In the past, when working with Drupal Commerce, I have built it from scratch. This is usually to fine tune exactly the modules I need, and to keep an eye on performance as I add each module.

After doing a few sites this way, I get pretty sick of the process of configuring it all every time, and so with this next project, I have decided to save myself some time, and use Commerce Kickstart 2. I have downloaded it and a had a quick play on WAMP, and its great to have a working site ready to go, with a huge amount of time and worked saved.

However, it feels slow compared to the sites I build from scratch, and there is a lot of modules in this distribution that I wont be needing, and so I will go through and disable/uninstall the modules I don't need.

This still leaves a huge list of modules on the modules page, and even though there is a quick search/filter on the modules page, I would just rather they weren't there.

My question(s) is/are, am I OK to just go and delete all of the modules from the Kickstart profiles folder once I have uninstalled them? Is this considered bad practice for any reason? Will I see any sort of performance increase by deleting them? (I think I will as the system table will be much smaller)

1 Answer 1


By disabling modules enabled by the profile, you may be working against yourself. There is known issue that D7 does not enforce module dependencies listed in the .info of a profile. So if some of the modules you are disabling were enabled on install because they are listed in http://cgit.drupalcode.org/commerce_kickstart/tree/commerce_kickstart.info, then you will find that the profile itself is actually disabled. You can tell if this has happen by looking in the system table and/or the status report. In the system table, the status on of the profile will be 0. In the status report you'll see the profile's name, but no version number. You can read more about the D7 issue in https://www.drupal.org/node/1170362. Some progress has been made on addressing this in D8 in https://www.drupal.org/node/820054.

Because Drupal also uses a variable to tell which profile is being used, a disabled profile may not cause any issues beyond preventing update status lookups. But if a module is being included as a dependency in the .info, it's worth taking the time to understand why the profile's maintainer added that dependency in the first place.

As far as removing modules with a status of 0 to achieve a slightly smaller system table, that is unlikely to have a measurable impact on performance. Where you may see a performance hit is from lots of extra .info and .install files. Creating the list of modules at admin/modules requires scanning several directories for .info files. Checking for updates scans the .install files for any update hooks that haven't already been applied. Beyond that, modules that are not enabled shouldn't be impacting the performance when Drupal renders a page.

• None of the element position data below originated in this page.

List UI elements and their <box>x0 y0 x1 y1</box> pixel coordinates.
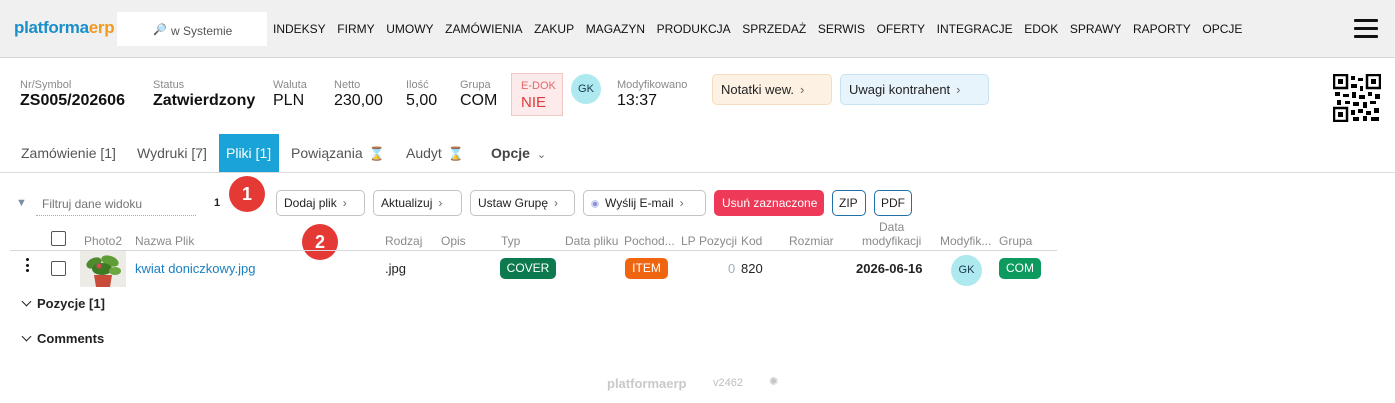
internal-notes-button[interactable]: Notatki wew. › <box>712 74 832 105</box>
column-header-origin[interactable]: Pochod... <box>624 234 675 248</box>
chevron-right-icon: › <box>799 82 805 97</box>
edok-status-box: E-DOK NIE <box>511 73 563 116</box>
tab-powiazania[interactable]: Powiązania ⌛ <box>284 134 392 172</box>
section-pozycje[interactable]: Pozycje [1] <box>20 296 105 311</box>
column-header-mod-date-line2[interactable]: modyfikacji <box>862 234 921 248</box>
select-all-checkbox[interactable] <box>51 231 66 246</box>
qr-code-icon[interactable] <box>1333 74 1381 122</box>
tab-zamowienie[interactable]: Zamówienie [1] <box>14 134 123 172</box>
column-header-description[interactable]: Opis <box>441 234 466 248</box>
nav-item-zakup[interactable]: ZAKUP <box>534 22 574 36</box>
chevron-right-icon: › <box>438 196 443 210</box>
field-status: Status Zatwierdzony <box>153 79 256 109</box>
hourglass-icon: ⌛ <box>447 146 464 161</box>
nav-item-sprzedaz[interactable]: SPRZEDAŻ <box>742 22 806 36</box>
field-waluta: Waluta PLN <box>273 79 307 109</box>
section-comments[interactable]: Comments <box>20 331 104 346</box>
chevron-down-icon <box>21 331 32 342</box>
chevron-right-icon: › <box>342 196 347 210</box>
refresh-button[interactable]: Aktualizuj › <box>373 190 462 216</box>
modification-date: 2026-06-16 <box>856 261 923 276</box>
nav-item-firmy[interactable]: FIRMY <box>337 22 374 36</box>
delete-selected-button[interactable]: Usuń zaznaczone <box>714 190 824 216</box>
column-header-file-date[interactable]: Data pliku <box>565 234 618 248</box>
add-file-button[interactable]: Dodaj plik › <box>276 190 365 216</box>
column-header-size[interactable]: Rozmiar <box>789 234 834 248</box>
pdf-button[interactable]: PDF <box>874 190 912 216</box>
column-header-position[interactable]: Pozycji <box>699 234 737 248</box>
filter-input[interactable] <box>36 192 196 216</box>
file-extension: .jpg <box>385 261 406 276</box>
record-count: 1 <box>214 197 221 209</box>
tab-bar: Zamówienie [1] Wydruki [7] Pliki [1] Pow… <box>0 134 1395 173</box>
avatar: GK <box>951 255 982 286</box>
hamburger-menu-icon[interactable] <box>1354 19 1378 43</box>
file-type-badge: COVER <box>500 258 556 279</box>
group-badge: COM <box>999 258 1041 279</box>
chevron-down-icon: ⌄ <box>536 149 547 161</box>
top-navigation-bar: platformaerp 🔎 w Systemie INDEKSY FIRMY … <box>0 0 1395 58</box>
tab-audyt[interactable]: Audyt ⌛ <box>399 134 471 172</box>
column-header-code[interactable]: Kod <box>741 234 762 248</box>
field-nr-symbol: Nr/Symbol ZS005/202606 <box>20 79 125 109</box>
nav-item-magazyn[interactable]: MAGAZYN <box>586 22 645 36</box>
nav-item-opcje[interactable]: OPCJE <box>1202 22 1242 36</box>
chevron-right-icon: › <box>554 196 559 210</box>
nav-item-zamowienia[interactable]: ZAMÓWIENIA <box>445 22 522 36</box>
hourglass-icon: ⌛ <box>368 146 385 161</box>
annotation-badge-1: 1 <box>229 176 265 212</box>
code-value: 820 <box>741 261 763 276</box>
table-header-divider <box>10 250 1057 251</box>
set-group-button[interactable]: Ustaw Grupę › <box>470 190 575 216</box>
bug-report-icon[interactable]: ✺ <box>769 375 778 388</box>
nav-item-produkcja[interactable]: PRODUKCJA <box>657 22 731 36</box>
column-header-photo[interactable]: Photo2 <box>84 234 122 248</box>
file-thumbnail[interactable] <box>80 251 126 287</box>
tab-wydruki[interactable]: Wydruki [7] <box>130 134 214 172</box>
footer-logo: platformaerp <box>607 376 687 391</box>
column-header-modifier[interactable]: Modyfik... <box>940 234 991 248</box>
column-header-type[interactable]: Rodzaj <box>385 234 422 248</box>
search-placeholder: w Systemie <box>171 24 233 38</box>
app-logo[interactable]: platformaerp <box>14 18 115 38</box>
chevron-down-icon <box>21 296 32 307</box>
nav-item-sprawy[interactable]: SPRAWY <box>1070 22 1122 36</box>
chevron-right-icon: › <box>679 196 684 210</box>
row-actions-icon[interactable] <box>26 258 30 275</box>
nav-item-umowy[interactable]: UMOWY <box>386 22 433 36</box>
field-modified: Modyfikowano 13:37 <box>617 79 688 109</box>
chevron-right-icon: › <box>956 82 961 97</box>
column-header-name[interactable]: Nazwa Plik <box>135 234 194 248</box>
search-icon: 🔎 <box>153 24 167 36</box>
column-header-lp[interactable]: LP <box>681 234 696 248</box>
send-email-button[interactable]: Wyślij E-mail › <box>583 190 706 216</box>
field-ilosc: Ilość 5,00 <box>406 79 438 109</box>
tab-pliki[interactable]: Pliki [1] <box>219 134 279 172</box>
version-label: v2462 <box>713 377 743 389</box>
field-grupa: Grupa COM <box>460 79 498 109</box>
main-menu: INDEKSY FIRMY UMOWY ZAMÓWIENIA ZAKUP MAG… <box>273 22 1254 36</box>
tab-opcje[interactable]: Opcje ⌄ <box>484 134 553 172</box>
nav-item-raporty[interactable]: RAPORTY <box>1133 22 1191 36</box>
file-name-link[interactable]: kwiat doniczkowy.jpg <box>135 261 255 276</box>
field-netto: Netto 230,00 <box>334 79 383 109</box>
annotation-badge-2: 2 <box>302 224 338 260</box>
nav-item-serwis[interactable]: SERWIS <box>818 22 865 36</box>
contractor-remarks-button[interactable]: Uwagi kontrahent › <box>840 74 989 105</box>
filter-icon: ▼ <box>16 197 27 209</box>
row-checkbox[interactable] <box>51 261 66 276</box>
global-search-input[interactable]: 🔎 w Systemie <box>117 12 267 46</box>
email-status-icon <box>591 200 599 208</box>
zip-button[interactable]: ZIP <box>832 190 866 216</box>
column-header-group[interactable]: Grupa <box>999 234 1032 248</box>
origin-badge: ITEM <box>625 258 668 279</box>
avatar: GK <box>571 74 601 104</box>
position-value: 0 <box>728 261 736 276</box>
nav-item-edok[interactable]: EDOK <box>1024 22 1058 36</box>
nav-item-indeksy[interactable]: INDEKSY <box>273 22 326 36</box>
column-header-mod-date-line1[interactable]: Data <box>879 220 904 234</box>
nav-item-oferty[interactable]: OFERTY <box>877 22 925 36</box>
column-header-typ[interactable]: Typ <box>501 234 520 248</box>
nav-item-integracje[interactable]: INTEGRACJE <box>937 22 1013 36</box>
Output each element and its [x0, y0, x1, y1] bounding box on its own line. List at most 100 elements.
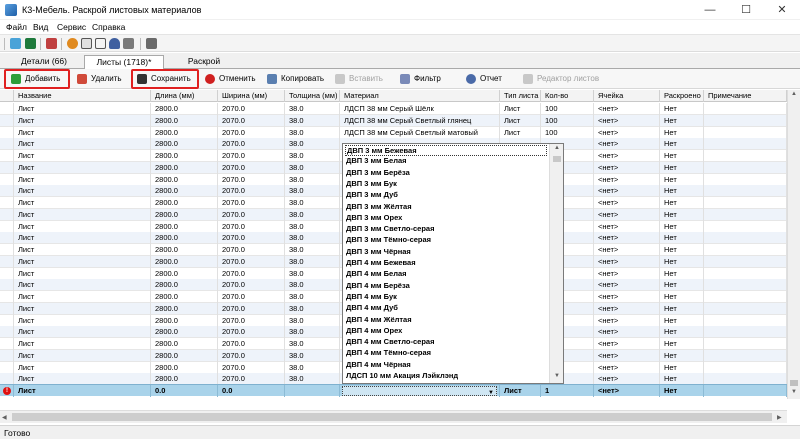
cell-cell[interactable]: <нет>	[594, 314, 660, 327]
cell-cell[interactable]: <нет>	[594, 114, 660, 127]
row-indicator[interactable]	[0, 197, 14, 209]
col-length[interactable]: Длина (мм)	[151, 90, 218, 102]
new-row-thickness[interactable]	[285, 385, 340, 397]
cell-thickness[interactable]: 38.0	[285, 302, 340, 315]
material-option[interactable]: ДВП 3 мм Тёмно-серая	[345, 235, 547, 246]
cell-width[interactable]: 2070.0	[218, 173, 285, 186]
material-option[interactable]: ДВП 3 мм Берёза	[345, 168, 547, 179]
scroll-down-icon[interactable]: ▼	[554, 373, 560, 379]
row-indicator[interactable]	[0, 349, 14, 362]
cell-cut[interactable]: Нет	[660, 138, 704, 151]
cell-cut[interactable]: Нет	[660, 255, 704, 268]
cell-width[interactable]: 2070.0	[218, 220, 285, 233]
cell-length[interactable]: 2800.0	[151, 338, 218, 350]
col-cut[interactable]: Раскроено	[660, 90, 704, 102]
row-indicator[interactable]	[0, 161, 14, 174]
col-quantity[interactable]: Кол-во	[541, 90, 594, 102]
tab-cutting[interactable]: Раскрой	[176, 55, 232, 69]
cell-name[interactable]: Лист	[14, 267, 151, 280]
cell-width[interactable]: 2070.0	[218, 150, 285, 162]
cell-name[interactable]: Лист	[14, 220, 151, 233]
cell-cut[interactable]: Нет	[660, 361, 704, 374]
row-indicator[interactable]	[0, 173, 14, 186]
cell-cut[interactable]: Нет	[660, 103, 704, 115]
cell-width[interactable]: 2070.0	[218, 126, 285, 139]
material-option[interactable]: ДВП 4 мм Тёмно-серая	[345, 348, 547, 359]
cell-note[interactable]	[704, 126, 787, 139]
cell-note[interactable]	[704, 302, 787, 315]
cell-note[interactable]	[704, 326, 787, 339]
vertical-scrollbar[interactable]: ▲ ▼	[787, 90, 800, 399]
material-option[interactable]: ДВП 4 мм Берёза	[345, 281, 547, 292]
cell-cut[interactable]: Нет	[660, 173, 704, 186]
scroll-up-icon[interactable]: ▲	[554, 145, 560, 151]
scroll-up-icon[interactable]: ▲	[791, 91, 797, 97]
maximize-button[interactable]: ☐	[728, 0, 764, 20]
row-indicator[interactable]	[0, 244, 14, 256]
cell-note[interactable]	[704, 173, 787, 186]
cell-cell[interactable]: <нет>	[594, 244, 660, 256]
material-option[interactable]: ДВП 3 мм Орех	[345, 213, 547, 224]
row-indicator[interactable]	[0, 208, 14, 221]
cell-cut[interactable]: Нет	[660, 338, 704, 350]
cell-note[interactable]	[704, 244, 787, 256]
minimize-button[interactable]: —	[692, 0, 728, 20]
cell-name[interactable]: Лист	[14, 185, 151, 198]
cell-cut[interactable]: Нет	[660, 185, 704, 198]
cell-length[interactable]: 2800.0	[151, 232, 218, 245]
cell-length[interactable]: 2800.0	[151, 150, 218, 162]
cell-width[interactable]: 2070.0	[218, 279, 285, 292]
cell-thickness[interactable]: 38.0	[285, 220, 340, 233]
close-button[interactable]: ✕	[764, 0, 800, 20]
cell-thickness[interactable]: 38.0	[285, 338, 340, 350]
material-option[interactable]: ДВП 3 мм Чёрная	[345, 247, 547, 258]
cell-thickness[interactable]: 38.0	[285, 185, 340, 198]
material-option[interactable]: ДВП 3 мм Жёлтая	[345, 202, 547, 213]
cell-name[interactable]: Лист	[14, 361, 151, 374]
cell-quantity[interactable]: 100	[541, 103, 594, 115]
horizontal-scrollbar[interactable]: ◀ ▶	[0, 410, 787, 423]
menu-file[interactable]: Файл	[6, 22, 27, 32]
cell-cell[interactable]: <нет>	[594, 267, 660, 280]
cell-cut[interactable]: Нет	[660, 150, 704, 162]
cell-width[interactable]: 2070.0	[218, 138, 285, 151]
material-option[interactable]: ДВП 3 мм Белая	[345, 156, 547, 167]
cell-width[interactable]: 2070.0	[218, 208, 285, 221]
paste-button[interactable]: Вставить	[332, 71, 388, 87]
cell-note[interactable]	[704, 150, 787, 162]
cell-length[interactable]: 2800.0	[151, 349, 218, 362]
cell-thickness[interactable]: 38.0	[285, 197, 340, 209]
col-width[interactable]: Ширина (мм)	[218, 90, 285, 102]
material-option[interactable]: ДВП 4 мм Чёрная	[345, 360, 547, 371]
cell-thickness[interactable]: 38.0	[285, 314, 340, 327]
material-option[interactable]: ДВП 3 мм Дуб	[345, 190, 547, 201]
document-icon[interactable]	[95, 38, 106, 49]
cell-name[interactable]: Лист	[14, 349, 151, 362]
row-indicator[interactable]	[0, 279, 14, 292]
cell-length[interactable]: 2800.0	[151, 244, 218, 256]
cell-cut[interactable]: Нет	[660, 220, 704, 233]
cell-cut[interactable]: Нет	[660, 349, 704, 362]
copy-button[interactable]: Копировать	[264, 71, 328, 87]
grid-icon[interactable]	[123, 38, 134, 49]
cell-cut[interactable]: Нет	[660, 114, 704, 127]
cell-width[interactable]: 2070.0	[218, 314, 285, 327]
cell-length[interactable]: 2800.0	[151, 220, 218, 233]
cell-name[interactable]: Лист	[14, 244, 151, 256]
material-option[interactable]: ДВП 4 мм Светло-серая	[345, 337, 547, 348]
cell-sheet-type[interactable]: Лист	[500, 126, 541, 139]
new-row-note[interactable]	[704, 385, 787, 397]
cell-cell[interactable]: <нет>	[594, 279, 660, 292]
user-icon[interactable]	[109, 38, 120, 49]
cell-note[interactable]	[704, 220, 787, 233]
cell-name[interactable]: Лист	[14, 338, 151, 350]
cell-width[interactable]: 2070.0	[218, 197, 285, 209]
cell-cell[interactable]: <нет>	[594, 349, 660, 362]
cell-note[interactable]	[704, 103, 787, 115]
cell-width[interactable]: 2070.0	[218, 338, 285, 350]
cell-cell[interactable]: <нет>	[594, 126, 660, 139]
cell-length[interactable]: 2800.0	[151, 126, 218, 139]
cell-cut[interactable]: Нет	[660, 232, 704, 245]
cell-length[interactable]: 2800.0	[151, 326, 218, 339]
cell-width[interactable]: 2070.0	[218, 114, 285, 127]
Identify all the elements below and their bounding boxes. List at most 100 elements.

You should consider using https://www.drupal.org/project/profiler_builder to generate your own profile and .make from one of the sites you built from scratch. That would give you the advantage of getting another site started quickly without the overhead of a general purpose kickstarter style profile and distribution.

If you do create your own profile, please consider sharing it on Drupal.org so that other members of the community can benefit from the a more efficient (while less robust) Commerce configuration.

  • That's exactly the sort of advice i was looking for. Thank you very much. I think I will still delete the modules I'm not using, but I will be much more careful about reading dependencies and looking at all info files before I get rid of them. Thanks!